Residents in Cork Harbour are facing another massive battle with Indaver after it confirmed plans last night to lodge a third planning application for a €140m incinerator in the area.
The news came just hours after the waste management firm dropped its High Court challenge to An Bord Pleanála’s rejection of the project last year.
Harbour residents, who have been fighting the incinerator project for 11 years, called on Indaver to walk away from the project.
However, the firm said a fresh application would be made — most likely under An Bord Pleanála’s strategic infrastructure development process — in due course.
Indaver managing director John Ahern said that the company dropped its legal challenge after considering a new report by Cork County Council on its waste management strategy.
It emerged this week that Indaver is expected to export up to 50,000 tonnes of domestic waste from Cork city and county this year for disposal abroad due to a lack of local facilities to cater for the waste.
Mr Ahern said based on his firm’s review of the council report, it was clear the need for its incinerator was “greater than ever”.
Indaver says the 146-page council report states:
* The council’s waste management strategy “no longer remains relevant”;
* The absence of local waste facilities is among the reasons why a new plan must be developed;
* The council needs to review its waste management policy objectives to ensure it can meet waste diversion targets.

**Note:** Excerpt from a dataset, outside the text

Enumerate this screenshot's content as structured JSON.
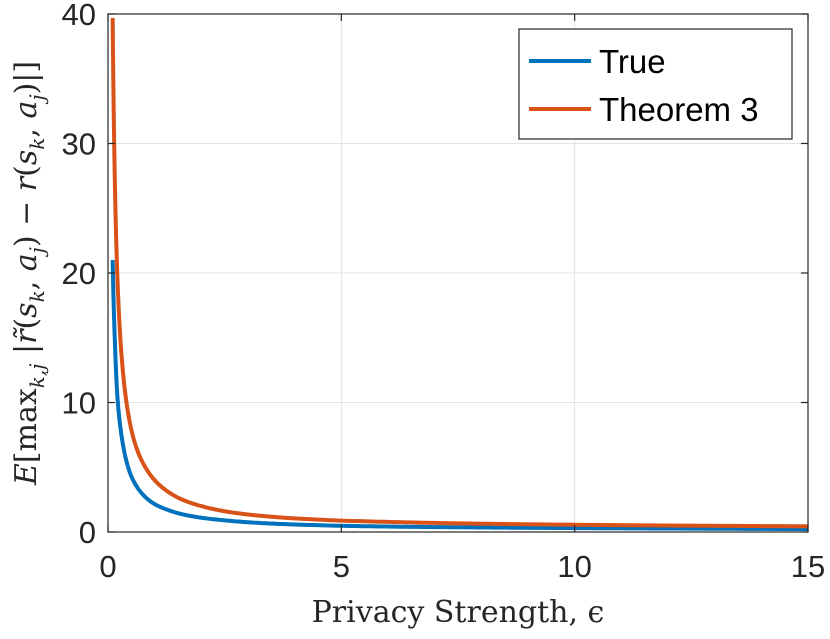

“We were always convinced of the region’s need for our facility,” said Mr Ahern. “The council’s evaluation is an important development, particularly given that the existing waste plan was one of the key reasons cited by An Bord Pleanála in its original refusal to grant permission.
“We are also satisfied that the other matters highlighted by the Bord in its previous refusal have been addressed.”
Mary O’Leary, chairwoman of Chase (Cork Harbour Alliance for a Safe Environment), welcomed Indaver’s decision to drop the legal challenge but added that it was time for the company to honour their commitment to walk away. “After 11 years of planning applications, oral hearings, court battles, not to mention cost, we as a community hope that Indaver can now accept the unsuitability of the site.”
Chase solicitor Joe Noonan said that by dropping its legal challenge, Indaver had effectively “run up the white flag”. “We saw no merit in their application and we think they’ve come to the same view and they should now do the decent thing and let people get on with their lives,” he said.
But the battle looks set to drag on with Indaver already engaged in pre-application talks with An Bord Pleanála under its strategic infrastructure development process.